The navy is extremely keen on innovation. They’ve been like that since 1914 when they were planning carrier strikes.

https://academic.oup.com/ehr/article/133/560/98/4876922

Geoffrey Simon Hicking
Geoffrey Simon Hicking
3 years ago
Reply to  Mark B

Oh, and from my personal research I can say that the navy was so focussed on the latest methods to fight U boats in WW1 they ended up ignoring traditional sea fighting methods like ramming or convoy. The RN were giving too many modern methods “a try”, and almost paid the price.

Innovation is not everything. Sometimes tradition has to be kept in mind.

Mark B
Mark B
3 years ago

I agree the key is to get the right balance between the new and what is tried and tested. Prior to WW1 there was a bit of an arms race and I suppose it is easy to focus on the wrong thing.

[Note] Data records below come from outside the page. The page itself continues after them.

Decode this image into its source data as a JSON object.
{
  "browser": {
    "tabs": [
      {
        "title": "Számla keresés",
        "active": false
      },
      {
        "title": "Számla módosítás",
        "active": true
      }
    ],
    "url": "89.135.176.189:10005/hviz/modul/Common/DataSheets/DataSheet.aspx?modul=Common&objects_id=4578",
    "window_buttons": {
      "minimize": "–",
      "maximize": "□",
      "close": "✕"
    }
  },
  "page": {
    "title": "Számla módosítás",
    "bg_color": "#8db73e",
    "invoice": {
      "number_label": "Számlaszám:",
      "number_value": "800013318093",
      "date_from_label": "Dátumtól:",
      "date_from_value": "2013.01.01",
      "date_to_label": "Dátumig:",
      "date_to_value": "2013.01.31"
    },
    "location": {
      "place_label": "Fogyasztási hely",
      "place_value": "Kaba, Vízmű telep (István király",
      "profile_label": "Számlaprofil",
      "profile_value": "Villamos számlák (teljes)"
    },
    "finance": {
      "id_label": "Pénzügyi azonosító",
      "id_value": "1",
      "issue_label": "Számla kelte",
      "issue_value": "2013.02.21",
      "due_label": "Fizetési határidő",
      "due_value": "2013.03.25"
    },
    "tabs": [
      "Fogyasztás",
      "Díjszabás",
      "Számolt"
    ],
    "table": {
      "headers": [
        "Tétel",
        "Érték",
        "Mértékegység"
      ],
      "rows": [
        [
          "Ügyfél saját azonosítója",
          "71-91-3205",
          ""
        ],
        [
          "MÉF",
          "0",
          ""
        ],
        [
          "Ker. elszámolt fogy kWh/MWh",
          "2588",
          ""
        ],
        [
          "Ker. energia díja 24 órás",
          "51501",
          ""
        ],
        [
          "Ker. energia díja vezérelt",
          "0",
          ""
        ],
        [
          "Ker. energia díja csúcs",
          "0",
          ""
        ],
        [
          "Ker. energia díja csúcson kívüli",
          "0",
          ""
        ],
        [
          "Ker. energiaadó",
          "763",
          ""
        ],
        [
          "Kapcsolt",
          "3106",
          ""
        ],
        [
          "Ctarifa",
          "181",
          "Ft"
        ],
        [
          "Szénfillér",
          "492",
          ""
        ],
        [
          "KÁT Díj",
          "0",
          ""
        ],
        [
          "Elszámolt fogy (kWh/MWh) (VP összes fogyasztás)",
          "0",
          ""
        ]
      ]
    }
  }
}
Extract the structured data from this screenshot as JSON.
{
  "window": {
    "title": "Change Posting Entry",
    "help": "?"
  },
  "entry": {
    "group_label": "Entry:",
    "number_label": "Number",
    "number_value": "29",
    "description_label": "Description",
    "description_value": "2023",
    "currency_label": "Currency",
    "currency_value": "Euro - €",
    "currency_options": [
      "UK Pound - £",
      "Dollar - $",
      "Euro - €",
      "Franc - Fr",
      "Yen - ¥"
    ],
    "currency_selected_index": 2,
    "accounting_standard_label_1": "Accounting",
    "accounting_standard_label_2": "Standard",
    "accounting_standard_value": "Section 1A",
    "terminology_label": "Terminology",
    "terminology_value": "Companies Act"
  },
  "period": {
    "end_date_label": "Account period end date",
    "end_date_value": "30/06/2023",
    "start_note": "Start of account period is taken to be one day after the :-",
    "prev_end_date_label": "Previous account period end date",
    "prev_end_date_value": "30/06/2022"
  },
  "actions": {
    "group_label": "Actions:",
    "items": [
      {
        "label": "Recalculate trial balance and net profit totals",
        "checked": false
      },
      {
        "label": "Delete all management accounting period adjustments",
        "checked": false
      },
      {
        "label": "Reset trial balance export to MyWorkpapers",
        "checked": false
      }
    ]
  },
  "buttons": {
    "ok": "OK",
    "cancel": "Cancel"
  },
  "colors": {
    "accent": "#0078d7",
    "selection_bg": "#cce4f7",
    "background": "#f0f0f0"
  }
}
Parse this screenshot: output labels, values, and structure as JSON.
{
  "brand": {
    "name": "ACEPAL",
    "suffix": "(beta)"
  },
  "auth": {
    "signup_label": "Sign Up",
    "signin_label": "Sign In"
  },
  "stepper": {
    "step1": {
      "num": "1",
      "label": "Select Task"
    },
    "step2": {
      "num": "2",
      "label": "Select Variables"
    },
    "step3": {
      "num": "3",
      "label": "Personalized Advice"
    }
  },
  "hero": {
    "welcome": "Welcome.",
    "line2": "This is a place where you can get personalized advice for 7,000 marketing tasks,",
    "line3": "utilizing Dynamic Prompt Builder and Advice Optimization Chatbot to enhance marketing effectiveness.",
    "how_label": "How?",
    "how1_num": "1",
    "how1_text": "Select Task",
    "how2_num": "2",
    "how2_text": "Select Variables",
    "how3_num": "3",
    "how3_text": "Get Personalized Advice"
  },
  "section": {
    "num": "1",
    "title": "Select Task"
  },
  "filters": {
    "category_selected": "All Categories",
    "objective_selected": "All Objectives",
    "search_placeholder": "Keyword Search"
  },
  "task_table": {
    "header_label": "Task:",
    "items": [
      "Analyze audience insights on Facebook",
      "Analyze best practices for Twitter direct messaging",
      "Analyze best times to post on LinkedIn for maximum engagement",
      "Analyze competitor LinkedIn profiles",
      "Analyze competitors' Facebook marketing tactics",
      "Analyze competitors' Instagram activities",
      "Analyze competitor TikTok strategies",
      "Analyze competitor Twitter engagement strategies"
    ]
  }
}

I think my reason for prodding a response for this particular article is that history might judge the uk poorly if it fails to look properly at an area which with miniaturisation, automation etc. might be an area for legitimate investigation not as a replacement for the existing fleet but to augment and enhance its abilities. Thanks for… Read more »

Geoffrey Simon Hicking
Geoffrey Simon Hicking
3 years ago
Reply to  Mark B

I agree, and I apologise if I came across as abit strident. The navy isn’t perfect and there are plenty of areas that they could make a mistake. One hopes that they focus on drones and anti-drone warfare. You are absolutely right on that one.

Darren
Darren
3 years ago

Created by Nigel Gee in Southampton and taken over by BMT in 2003 becoming BMT Nigel Gee, now just BMT. I would mind BMT as I love Naval Arc, but I know they label themselve BMT International but BMT’s routes are from the British Ship Research Association and National Maritime Institute. Just don’t get into bed with foreign shipbuilding firms (especially ones that recieve unfair advantages) competing against UK firms who feel they don’t stand a chance but have the potential to become winners. Covid-19 must change all of this now and our totally rediculous economic model we have be… Read more »

Darren
Darren
3 years ago
Reply to  Darren

be en

David Barry
David Barry
3 years ago

It’s not a Latvian Skrunda class, but, they share similar ideas. Of note is that at sea state 5/6 The Skrunds stop playing.